Frequentava, senza troppo interesse, il terzo anno dell’Istituto Magistrale ma quel giorno la sua meta era un’altra e decise che sarebbe andata a piedi. All’angolo tra Via Toledo e Vico Figurelle la sua attenzione fu attratta dal profumo dei taralli che un vecchietto grassoccio vendeva in una carrozzina. Si avvicinò e dopo averli comprati gli chiese “Ci siete anche domani?” “Signurì i oramaie so’ viecchie e malato, oggi ce stò e dimane chi ò sape”, rispose lui.
Continuò a camminare, con passo veloce, fino a quando sentì dei guaiti sommessi arrivare da un vicolo stretto e semibuio. Sorrise, finalmente era arrivata. In un angolo, rannicchiata in un’ampia fessura di un edificio ammuffito, c’era una vecchia cagna zoppa. Tozza e di razza indefinibile, la cagnetta zoppicò felice verso di lei; Lia tirò fuori dalla borsa una scatola di paté e, mentre la osservava mangiare avidamente, ripensò a quando l’aveva trovata durante uno dei suoi vagabondaggi solitari e di come le fosse dispiaciuto non poter far niente per lei. Ma quella mattina in cucina aveva deciso che l’avrebbe salvata, lei non avrebbe fatto la fine di Jack. Bisognava però convincere suo padre.
Quando tornò a casa la madre stava guardando Pronto…Raffaella? cercando anche lei di indovinare quanti fagioli ci fossero nel barattolo della Carrà. Andò nella sua camera dove da poco aveva appeso un poster degli idoli del momento, i Duran Duran, non perché le piacessero particolarmente ma per sentirsi in qualche modo parte di un fenomeno collettivo. Si stese sul letto e affondò il volto affilato nel cuscino, con un nervoso gesto della mano si sciolse i lunghi capelli rossi, che portava sempre legati con un elastico. Verso sera sentì che suo padre era tornato e si preparò ad affrontarlo. Guardò il sacchetto dei taralli accartocciato sul comodino e sentì ancora quel grido che le saliva dallo stomaco; non tentò di opporsi e corse in bagno a vomitare. Le lunghe sedute dallo psicologo, da cui prima cercava il miracolo della salvezza, ora le erano diventate insopportabili. Era iniziato tutto due anni prima, ma la madre per mesi non aveva voluto vedere la drammatica magrezza di quella figlia che a tavola alternava abbuffate estreme a digiuni assoluti. Poi un’amica le aveva detto a bruciapelo “Devi portare Lia da un medico!” e lei, schiaffeggiata da quelle parole, era corsa a casa e aveva guardato Lia, le ossa sporgenti, i capelli sottili, i grandi occhi affossati in profonde occhiaie nere. Disperata, aveva cercato conforto nel marito. “Sciocchezze!” aveva risposto lui, insofferente. I loro sguardi si erano incrociati e nei suoi occhi scuri e freddi lei aveva visto riflessa solo una nemica da abbattere, una mosca da schiacciare.

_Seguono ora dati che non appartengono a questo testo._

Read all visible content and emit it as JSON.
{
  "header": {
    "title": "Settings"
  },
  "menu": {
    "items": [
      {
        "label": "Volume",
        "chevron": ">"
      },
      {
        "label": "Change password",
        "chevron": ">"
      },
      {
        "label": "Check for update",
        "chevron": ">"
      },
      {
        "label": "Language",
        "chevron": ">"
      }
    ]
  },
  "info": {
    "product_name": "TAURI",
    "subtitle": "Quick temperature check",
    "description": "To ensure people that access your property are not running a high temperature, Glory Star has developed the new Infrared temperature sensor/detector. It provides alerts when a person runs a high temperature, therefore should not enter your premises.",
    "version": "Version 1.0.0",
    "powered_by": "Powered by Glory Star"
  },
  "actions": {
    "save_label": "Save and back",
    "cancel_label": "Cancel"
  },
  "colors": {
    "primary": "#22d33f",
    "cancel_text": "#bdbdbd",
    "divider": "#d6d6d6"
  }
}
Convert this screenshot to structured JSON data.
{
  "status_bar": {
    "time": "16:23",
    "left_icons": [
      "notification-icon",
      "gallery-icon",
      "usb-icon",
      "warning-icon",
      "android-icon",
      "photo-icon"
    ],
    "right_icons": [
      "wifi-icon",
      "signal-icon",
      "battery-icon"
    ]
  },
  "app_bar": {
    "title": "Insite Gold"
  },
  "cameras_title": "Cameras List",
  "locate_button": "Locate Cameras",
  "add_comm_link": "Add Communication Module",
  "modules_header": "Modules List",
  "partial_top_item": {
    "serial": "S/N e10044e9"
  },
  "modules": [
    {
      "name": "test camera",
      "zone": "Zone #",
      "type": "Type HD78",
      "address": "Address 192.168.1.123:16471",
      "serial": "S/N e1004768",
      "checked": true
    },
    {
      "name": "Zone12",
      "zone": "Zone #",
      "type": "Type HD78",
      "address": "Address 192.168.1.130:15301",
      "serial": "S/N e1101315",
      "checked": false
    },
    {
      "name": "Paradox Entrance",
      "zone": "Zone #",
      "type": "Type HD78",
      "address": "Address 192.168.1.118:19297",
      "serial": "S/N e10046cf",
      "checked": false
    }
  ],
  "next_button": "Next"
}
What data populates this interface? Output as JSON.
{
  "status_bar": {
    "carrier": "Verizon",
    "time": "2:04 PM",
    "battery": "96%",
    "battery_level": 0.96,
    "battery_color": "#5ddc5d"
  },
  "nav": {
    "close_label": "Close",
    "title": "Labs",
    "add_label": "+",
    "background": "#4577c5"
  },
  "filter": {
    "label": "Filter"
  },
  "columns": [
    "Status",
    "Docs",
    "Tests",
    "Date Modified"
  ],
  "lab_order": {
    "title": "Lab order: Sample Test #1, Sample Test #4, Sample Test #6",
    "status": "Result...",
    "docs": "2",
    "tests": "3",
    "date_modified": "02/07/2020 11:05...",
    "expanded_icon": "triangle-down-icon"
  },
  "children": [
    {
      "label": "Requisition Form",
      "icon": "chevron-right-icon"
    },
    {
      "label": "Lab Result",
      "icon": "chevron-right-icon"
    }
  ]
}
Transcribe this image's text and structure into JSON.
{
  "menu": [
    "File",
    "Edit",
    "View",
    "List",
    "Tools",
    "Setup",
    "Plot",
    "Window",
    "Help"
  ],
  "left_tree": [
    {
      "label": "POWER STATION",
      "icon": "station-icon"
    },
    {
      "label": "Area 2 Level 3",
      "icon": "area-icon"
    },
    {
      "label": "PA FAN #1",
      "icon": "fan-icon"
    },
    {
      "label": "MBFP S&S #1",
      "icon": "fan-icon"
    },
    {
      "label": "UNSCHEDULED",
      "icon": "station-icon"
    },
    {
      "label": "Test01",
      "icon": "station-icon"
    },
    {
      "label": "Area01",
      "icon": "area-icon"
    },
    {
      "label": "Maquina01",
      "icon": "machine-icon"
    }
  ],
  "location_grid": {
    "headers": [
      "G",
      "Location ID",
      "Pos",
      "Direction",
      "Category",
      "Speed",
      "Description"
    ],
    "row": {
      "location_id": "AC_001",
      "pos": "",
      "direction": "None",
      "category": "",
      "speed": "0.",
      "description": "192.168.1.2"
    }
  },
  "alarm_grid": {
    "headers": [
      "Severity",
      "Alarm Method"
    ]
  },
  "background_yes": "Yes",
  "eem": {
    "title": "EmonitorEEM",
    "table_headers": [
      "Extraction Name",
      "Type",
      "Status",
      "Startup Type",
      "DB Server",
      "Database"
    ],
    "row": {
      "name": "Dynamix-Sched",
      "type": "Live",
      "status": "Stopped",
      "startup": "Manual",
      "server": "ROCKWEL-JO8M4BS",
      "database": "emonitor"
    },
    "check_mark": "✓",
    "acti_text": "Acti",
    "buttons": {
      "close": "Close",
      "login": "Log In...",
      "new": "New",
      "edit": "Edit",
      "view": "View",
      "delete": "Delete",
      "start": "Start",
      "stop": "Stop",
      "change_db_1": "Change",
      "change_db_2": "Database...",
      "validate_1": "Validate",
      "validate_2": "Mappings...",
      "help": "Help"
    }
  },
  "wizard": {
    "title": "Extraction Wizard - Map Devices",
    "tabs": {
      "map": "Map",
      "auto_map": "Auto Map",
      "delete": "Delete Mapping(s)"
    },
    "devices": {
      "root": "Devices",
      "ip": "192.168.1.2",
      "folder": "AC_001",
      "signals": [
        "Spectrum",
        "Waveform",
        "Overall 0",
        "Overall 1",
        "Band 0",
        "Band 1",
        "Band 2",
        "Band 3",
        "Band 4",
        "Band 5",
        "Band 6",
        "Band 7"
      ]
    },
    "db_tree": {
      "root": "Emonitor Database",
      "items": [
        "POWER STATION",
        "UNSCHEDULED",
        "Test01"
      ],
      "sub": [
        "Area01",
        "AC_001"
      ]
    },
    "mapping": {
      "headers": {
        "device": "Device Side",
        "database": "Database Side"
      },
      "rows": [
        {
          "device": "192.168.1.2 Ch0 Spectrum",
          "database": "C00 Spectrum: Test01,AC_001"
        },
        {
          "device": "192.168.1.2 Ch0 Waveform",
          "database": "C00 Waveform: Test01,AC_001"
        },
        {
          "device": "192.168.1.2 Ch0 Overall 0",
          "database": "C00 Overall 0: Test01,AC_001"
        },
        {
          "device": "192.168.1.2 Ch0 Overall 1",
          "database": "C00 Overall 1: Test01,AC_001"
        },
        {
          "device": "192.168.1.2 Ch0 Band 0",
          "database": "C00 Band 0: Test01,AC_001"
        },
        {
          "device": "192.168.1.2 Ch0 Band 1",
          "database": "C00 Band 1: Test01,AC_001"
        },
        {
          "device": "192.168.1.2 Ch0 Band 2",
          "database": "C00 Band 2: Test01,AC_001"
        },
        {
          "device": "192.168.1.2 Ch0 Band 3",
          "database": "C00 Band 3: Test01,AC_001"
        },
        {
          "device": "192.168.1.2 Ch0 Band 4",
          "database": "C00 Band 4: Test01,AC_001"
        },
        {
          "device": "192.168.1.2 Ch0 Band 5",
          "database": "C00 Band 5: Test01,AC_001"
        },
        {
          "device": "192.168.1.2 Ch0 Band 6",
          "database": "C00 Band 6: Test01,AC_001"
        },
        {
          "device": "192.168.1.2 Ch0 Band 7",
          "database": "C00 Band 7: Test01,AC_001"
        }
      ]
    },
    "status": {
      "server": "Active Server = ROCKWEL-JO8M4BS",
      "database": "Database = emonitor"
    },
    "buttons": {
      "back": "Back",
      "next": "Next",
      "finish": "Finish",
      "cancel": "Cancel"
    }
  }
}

Carlo Ruggiero era proprietario di una grande gioielleria in Piazza Vanvitelli, uomo duro e spregiudicato, si era stancato di pagare il pizzo ai clan e aveva trovato molto più vantaggioso passare dall’altra parte. Sua moglie lo aveva scoperto ascoltando, per caso, una telefonata con uno dei suoi “soci”, come li chiamava lui. Era seguita una terribile lite da cui lei era uscita ancora una volta sconfitta e da allora non ne avevano più parlato.
“Papà devo chiederti una cosa, ho trovato una cagnolina randagia, non è al sicuro dove si trova, posso portarla qui?” mormorò Lia, quasi tremando, mentre si avvicinava a suo padre.
“Assolutamente no, lo sai che non voglio bestie in casa!”
“Ma è tanto buona ed è vecchia, non ti accorgerai nemmeno che c’è, morirà se la lascio lì”, lo implorò.
“Che crepi domani stesso ma qui non la porti!” urlò lui, uscendo furioso dalla stanza.
Lia restò immobile per parecchi minuti e poi si avviò alla finestra della sua stanza e la aprì, aveva deciso, ora si sentiva finalmente libera da quel padrone crudele da cui in sedici anni non aveva mai avuto un gesto d’affetto o una parola gentile.
“Amici ascoltatori a nome di Canale 5 vi do il benvenuto a Superflash!” risuonava nell’elegante salotto della signora Ruggiero, quasi a coprire le urla sgomente che salivano dalla strada.